Georges Bataille nous met face à ce que nous ne supportons pas et crée un personnage qui incarne la débauche, mais la vraie, non celle qui se prétend comme telle et qui salit par là-même la vraie débauche.
L'écriture, tantôt belle, tantôt brutale, est saisissante. Elle parait être celle d'une nécessité d'écrire (la crainte de devenir fou, disait Bataille), de dire - puisque l'auteur faisait lire le manuscrit à son psychanalyste au fur et à mesure de l'écriture - il semble y avoir quelque chose de cathartique et surtout, je dirai que ce n'est pas une exposition gratuite de violence, ni l'étalage d'un jusqu’au-boutisme de violence. Bataille met en évidence l'ineffable d'une violence poussée à son paroxysme, d'une limite très ténue entre ce qui est imaginable et ce qui est possible, du caractère fascinant de l'horreur et la concupiscence des yeux qui nous tient tous. Le gore se mêle au sublime, on tend à ne plus les distinguer quelques fois. La mort, la vie, l'acceptable, l'inacceptable, l'inconcevable, sont mis en avant pour donner à réfléchir, nous porter à nos propres limites - à quel point pouvons-nous lire et donc concevoir ce qui nous est dit ? On ressent dans les personnages un combat perpétuel entre Éros et la pulsion de mort, notamment à travers la représentation de Marcelle ou la relation entre Simone et le jeune narrateur. D'ailleurs, la mort m'a semblé vraiment bien abordée - "nous étions fermés à la compréhension de la mort", l’imperméabilité des deux jeunes gens au caractère sacré de la mort et à une forme de décorum, de protocole sont perceptibles.
Le symbolisme est au cœur du livre - l’œil fait écho à l’œuf,


Marcelle une fois morte revient sous forme de mannequin blond auquel on fait à nouveau subir toutes sortes de fantaisies


, les couilles crues du taureau rappellent les œufs du début - c'est d'ailleurs explicitement dit - ou encore l'épisode avec l’œil du prêtre dont je ne parlerais pas - un épisode d'une violence rare je pense, difficile à lire et poussant le lecteur à ses limites.
Le livre est traversé d'une esthétique de la fluidité, de la liquidité qui est noyée d'horreur - le sperme, le sang, l'urine, la sueur, le lait - une espèce de souillure générale qui implique tous nos sens, qui les énerve et qui conduit à un sentiment d’écœurement, de trop-plein jusqu'à la nausée. Une "déliquescence morose" générale, celle des personnages, des éléments, du lecteur, du ciel ("liquéfaction urinaire du ciel"), de la chaleur...
Il y a quelque chose qui fait appel à notre faculté d'imagination, d'association, et qui semble surtout, selon moi, se soustraire à toute explication achevée, et c'est ce qui fait d'Histoire de l’œil un livre à la fois insaisissable mais aussi une oeuvre d'art au sens kantien car elle est inépuisable et renouvelable... d'ailleurs, la section Reminiscences à la fin, parachève le livre - elle explique, suggère quelques pistes. Les souvenirs de jeunesse de l'auteur semblent quelque part liés à ces images de terreur qui parcourent le livre - mes ces souvenirs "le temps les a neutralisés. Ils ne purent retrouver la vie que déformés, méconnaissables, ayant, au cours de la déformation, revêtu un sens obscène".

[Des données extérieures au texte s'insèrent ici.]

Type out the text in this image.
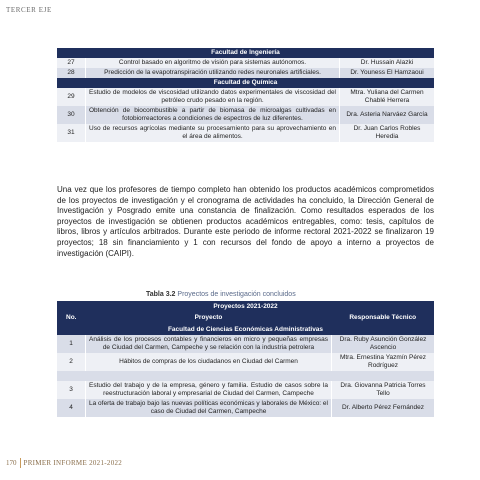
TERCER EJE
Facultad de Ingeniería		
27	Control basado en algoritmo de visión para sistemas autónomos.	Dr. Hussain Alazki
28	Predicción de la evapotranspiración utilizando redes neuronales artificiales.	Dr. Youness El Hamzaoui
Facultad de Química		
29	Estudio de modelos de viscosidad utilizando datos experimentales de viscosidad del petróleo crudo pesado en la región.	Mtra. Yuliana del Carmen Chablé Herrera
30	Obtención de biocombustible a partir de biomasa de microalgas cultivadas en fotobiorreactores a condiciones de espectros de luz diferentes.	Dra. Asteria Narváez García
31	Uso de recursos agrícolas mediante su procesamiento para su aprovechamiento en el área de alimentos.	Dr. Juan Carlos Robles Heredia
Una vez que los profesores de tiempo completo han obtenido los productos académicos comprometidos de los proyectos de investigación y el cronograma de actividades ha concluido, la Dirección General de Investigación y Posgrado emite una constancia de finalización. Como resultados esperados de los proyectos de investigación se obtienen productos académicos entregables, como: tesis, capítulos de libros, libros y artículos arbitrados. Durante este periodo de informe rectoral 2021-2022 se finalizaron 19 proyectos; 18 sin financiamiento y 1 con recursos del fondo de apoyo a interno a proyectos de investigación (CAIPI).
Tabla 3.2 Proyectos de investigación concluidos
Proyectos 2021-2022		
No.	Proyecto	Responsable Técnico
Facultad de Ciencias Económicas Administrativas		
1	Análisis de los procesos contables y financieros en micro y pequeñas empresas de Ciudad del Carmen, Campeche y se relación con la industria petrolera	Dra. Ruby Asunción González Ascencio
2	Hábitos de compras de los ciudadanos en Ciudad del Carmen	Mtra. Ernestina Yazmín Pérez Rodríguez

3	Estudio del trabajo y de la empresa, género y familia. Estudio de casos sobre la reestructuración laboral y empresarial de Ciudad del Carmen, Campeche	Dra. Giovanna Patricia Torres Tello
4	La oferta de trabajo bajo las nuevas políticas económicas y laborales de México: el caso de Ciudad del Carmen, Campeche	Dr. Alberto Pérez Fernández
170 PRIMER INFORME 2021-2022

Ce ne sont que quelques bribes de ce que j'ai pu saisir à la lecture du livre, mais il est si riche et multiple que je ne prétends pas du tout à l'exhaustivité, je veux juste donner envie de se confronter à ce livre - car il en va aussi d'une forme de confrontation par moments tant l'aversion qu'on ressent va contre l'expérience agréable que constitue théoriquement la lecture. Paradoxalement, cela nous met aussi face à la concupiscence de l'homme (Sir Edmond le représente bien) qui aime à regarder secrètement toutes les formes d'horreur - le cadavre, l'accident sur le bord de la route, ce qui est proscrit. L'aversion et l'attraction se mêlent et créent en nous un sentiment bizarre, voilà aussi ce que ce livre nous révèle assez bien. Tout ce que nos yeux ne supportent pas et recherchent avidement est mis en avant ici.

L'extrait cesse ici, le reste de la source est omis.